In Reinforcement Learning (RL), the task specifications are usually handled by experts. It needs a lot of human interaction to Learn from demonstrations and preferences, and hand-coded reward functions are pretty challenging to specify.
In a new research paper, a research team from ETH Zurich and UC Berkeley have proposed ‘Deep Reward Learning by Simulating the Past’ (Deep RLSP). This new algorithm represents rewards directly as a linear combination of features learned through self-supervised representation learning. It enables agents to simulate human actions “backward in time to infer what they must have done.
Deep Reward Learning by Simulating the Past (Deep RLSP) algorithm
The research team starts with the premise that a given environmental state is already optimized toward a user’s preferences. Instead of manually specifying an agent’s work, they attempt to simulate the past trajectories that led to an observed state. The method starts at an observed state and simulates backward in time to derive a gradient that is amenable to estimation. It, therefore, learns an inverse policy and inverse dynamics model using supervised learning to perform the backward simulation.
RL’s environment is formed as a stochastic finite state machine with inputs and outputs, which can be viewed as a finite-horizon Markov Decision Process (MDP) containing states S and a set of actions A. Given a state and action, the transition function T determines the distribution over the following states, and the reward function r determines the agent’s objective. A policy π decides how to choose actions given a state. Here, the goal is to find a policy π∗ that maximizes the expected cumulative reward.

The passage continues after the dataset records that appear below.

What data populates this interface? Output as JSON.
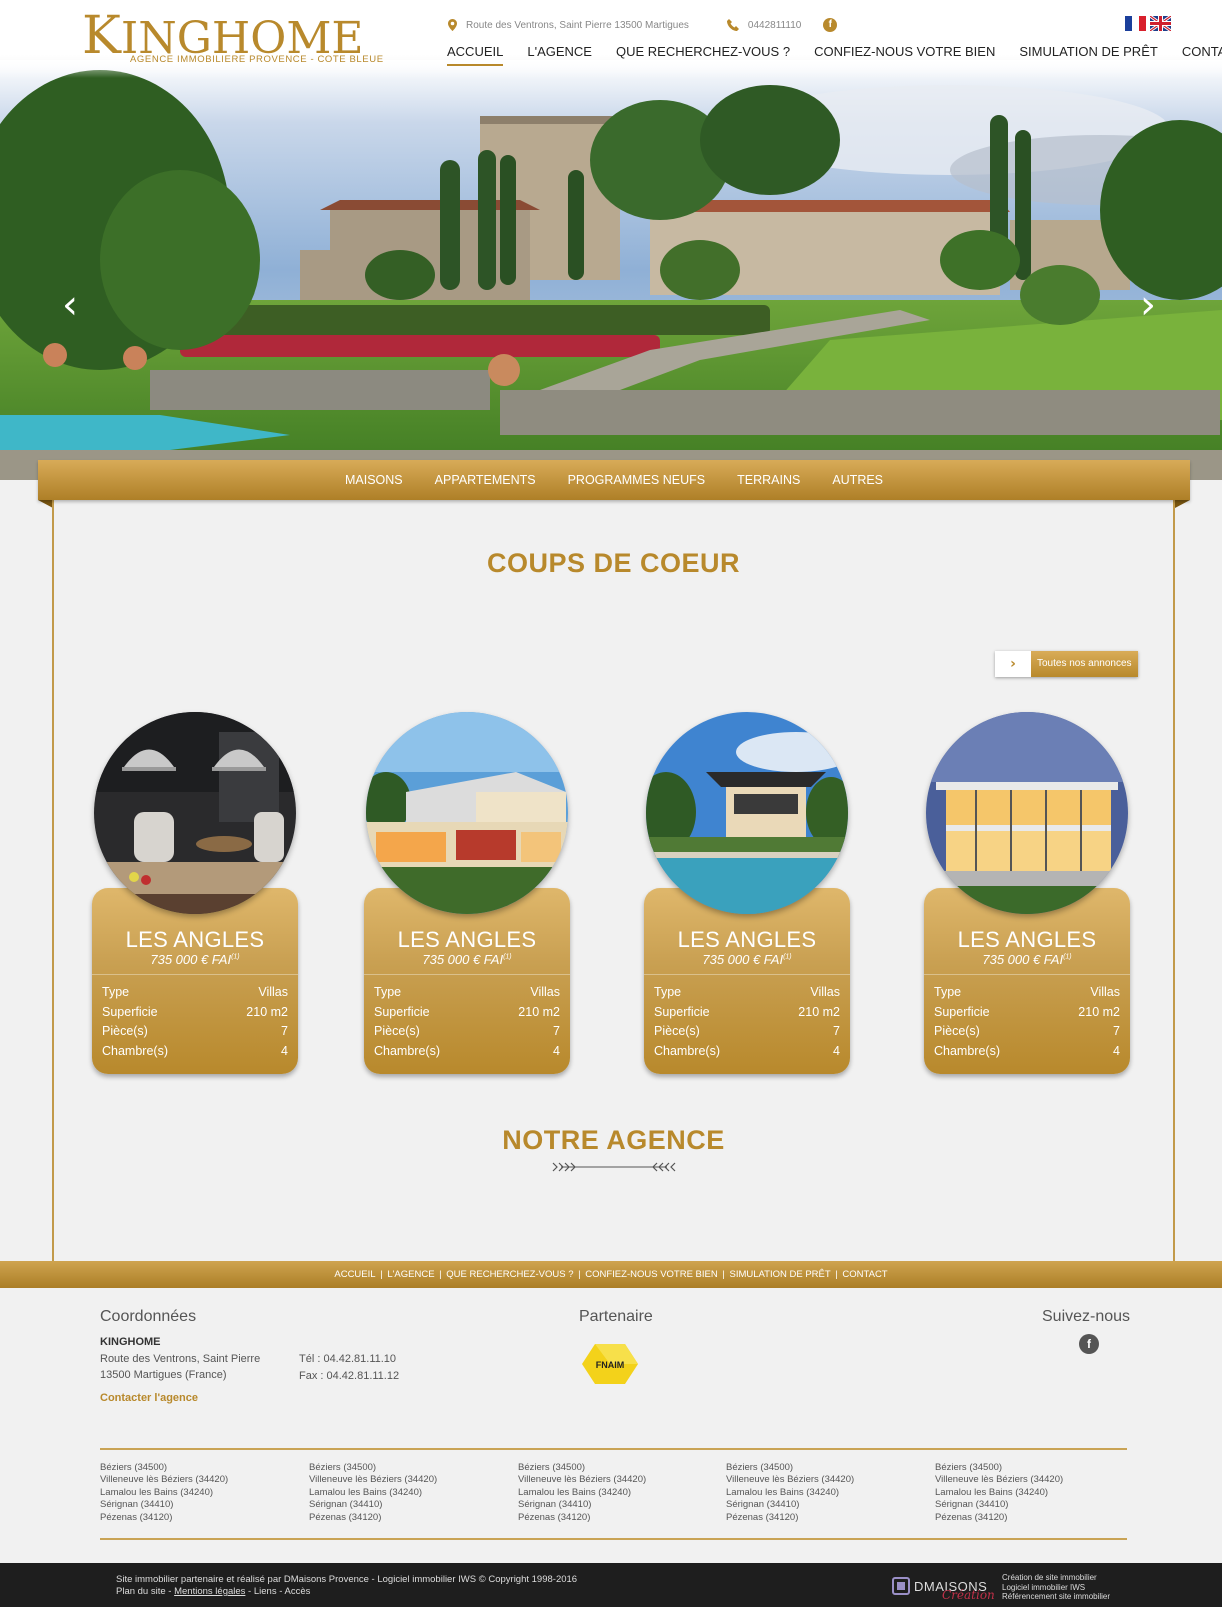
{
  "header": {
    "logo": {
      "main_first": "K",
      "main_rest": "INGHOME",
      "tagline": "AGENCE IMMOBILIERE PROVENCE - COTE BLEUE"
    },
    "address": "Route des Ventrons, Saint Pierre 13500 Martigues",
    "phone": "0442811110",
    "facebook_glyph": "f",
    "flags": [
      "fr-flag",
      "uk-flag"
    ]
  },
  "nav": {
    "items": [
      {
        "label": "ACCUEIL",
        "active": true
      },
      {
        "label": "L'AGENCE"
      },
      {
        "label": "QUE RECHERCHEZ-VOUS ?"
      },
      {
        "label": "CONFIEZ-NOUS VOTRE BIEN"
      },
      {
        "label": "SIMULATION DE PRÊT"
      },
      {
        "label": "CONTACT"
      }
    ]
  },
  "hero": {
    "prev_glyph": "‹",
    "next_glyph": "›"
  },
  "categories": [
    "MAISONS",
    "APPARTEMENTS",
    "PROGRAMMES NEUFS",
    "TERRAINS",
    "AUTRES"
  ],
  "coups": {
    "title": "COUPS DE COEUR",
    "all_button": {
      "icon": "›",
      "label": "Toutes nos annonces"
    },
    "cards": [
      {
        "city": "LES ANGLES",
        "price": "735 000 € FAI",
        "price_sup": "(1)",
        "rows": [
          [
            "Type",
            "Villas"
          ],
          [
            "Superficie",
            "210 m2"
          ],
          [
            "Pièce(s)",
            "7"
          ],
          [
            "Chambre(s)",
            "4"
          ]
        ]
      },
      {
        "city": "LES ANGLES",
        "price": "735 000 € FAI",
        "price_sup": "(1)",
        "rows": [
          [
            "Type",
            "Villas"
          ],
          [
            "Superficie",
            "210 m2"
          ],
          [
            "Pièce(s)",
            "7"
          ],
          [
            "Chambre(s)",
            "4"
          ]
        ]
      },
      {
        "city": "LES ANGLES",
        "price": "735 000 € FAI",
        "price_sup": "(1)",
        "rows": [
          [
            "Type",
            "Villas"
          ],
          [
            "Superficie",
            "210 m2"
          ],
          [
            "Pièce(s)",
            "7"
          ],
          [
            "Chambre(s)",
            "4"
          ]
        ]
      },
      {
        "city": "LES ANGLES",
        "price": "735 000 € FAI",
        "price_sup": "(1)",
        "rows": [
          [
            "Type",
            "Villas"
          ],
          [
            "Superficie",
            "210 m2"
          ],
          [
            "Pièce(s)",
            "7"
          ],
          [
            "Chambre(s)",
            "4"
          ]
        ]
      }
    ]
  },
  "agence": {
    "title": "NOTRE AGENCE"
  },
  "footer_nav": [
    "ACCUEIL",
    "L'AGENCE",
    "QUE RECHERCHEZ-VOUS ?",
    "CONFIEZ-NOUS VOTRE BIEN",
    "SIMULATION DE PRÊT",
    "CONTACT"
  ],
  "footer": {
    "coord_title": "Coordonnées",
    "agency_name": "KINGHOME",
    "address_line1": "Route des Ventrons, Saint Pierre",
    "address_line2": "13500 Martigues (France)",
    "tel": "Tél : 04.42.81.11.10",
    "fax": "Fax : 04.42.81.11.12",
    "contact_link": "Contacter l'agence",
    "partner_title": "Partenaire",
    "partner_logo_text": "FNAIM",
    "follow_title": "Suivez-nous",
    "facebook_glyph": "f",
    "city_columns": [
      [
        "Béziers (34500)",
        "Villeneuve lès Béziers (34420)",
        "Lamalou les Bains (34240)",
        "Sérignan (34410)",
        "Pézenas (34120)"
      ],
      [
        "Béziers (34500)",
        "Villeneuve lès Béziers (34420)",
        "Lamalou les Bains (34240)",
        "Sérignan (34410)",
        "Pézenas (34120)"
      ],
      [
        "Béziers (34500)",
        "Villeneuve lès Béziers (34420)",
        "Lamalou les Bains (34240)",
        "Sérignan (34410)",
        "Pézenas (34120)"
      ],
      [
        "Béziers (34500)",
        "Villeneuve lès Béziers (34420)",
        "Lamalou les Bains (34240)",
        "Sérignan (34410)",
        "Pézenas (34120)"
      ],
      [
        "Béziers (34500)",
        "Villeneuve lès Béziers (34420)",
        "Lamalou les Bains (34240)",
        "Sérignan (34410)",
        "Pézenas (34120)"
      ]
    ]
  },
  "bottom": {
    "credit_line1": "Site immobilier partenaire et réalisé par DMaisons Provence - Logiciel immobilier IWS © Copyright 1998-2016",
    "plan": "Plan du site",
    "mentions": "Mentions légales",
    "liens": "Liens",
    "acces": "Accès",
    "dm_name": "DMAISONS",
    "dm_creation": "Création",
    "dm_lines": [
      "Création de site immobilier",
      "Logiciel immobilier IWS",
      "Référencement site immobilier"
    ]
  },
  "colors": {
    "gold": "#b8892c",
    "gold_light": "#d9b063",
    "footer_dark": "#1e1e1e"
  }
}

The researchers propose that if the future can be sampled by rolling out forward in time, they should sample the past by rolling out backward in time. They can then learn the inverse policy and the inverse dynamics using supervised learning and approximate the gradient’s expectation.
The gradient, although, has a few problems as it depends on a feature function. The team has attempted to remove this assumption by using self-supervised learning to learn the feature function to resolve this. Under fully observable environments, they make a variational autoencoder learn the feature function. It then directly encodes the states into a latent feature representation. For the case of partially observable environments, the researchers apply recurrent state-space models (SSMs). All these components together constitute the Deep RLSP algorithm.
The research team has employed a MuJoCo (Multi-Joint dynamics with Contact) physics simulator in their experiments to demonstrate that Deep RLSP can be scaled to high-dimensional, continuous, and complex environments. The researchers selected three environments from the Open AI Gym and compared Deep RLSP against a GAIL (Generative Adversarial Imitation Learning) baseline.
The result shows that although GAIL was provided with both states and actions as input, it could only learn a good policy in only very simple environments. Deep RLSP meanwhile achieved reasonable behavior across all environments with the only state as an input.
The study has successfully demonstrated that learning helpful policies with neural networks doesn’t necessarily require manual effort. The Deep RLSP proposed by the team liberates researchers from this burden by extracting the information present in an environment’s current state.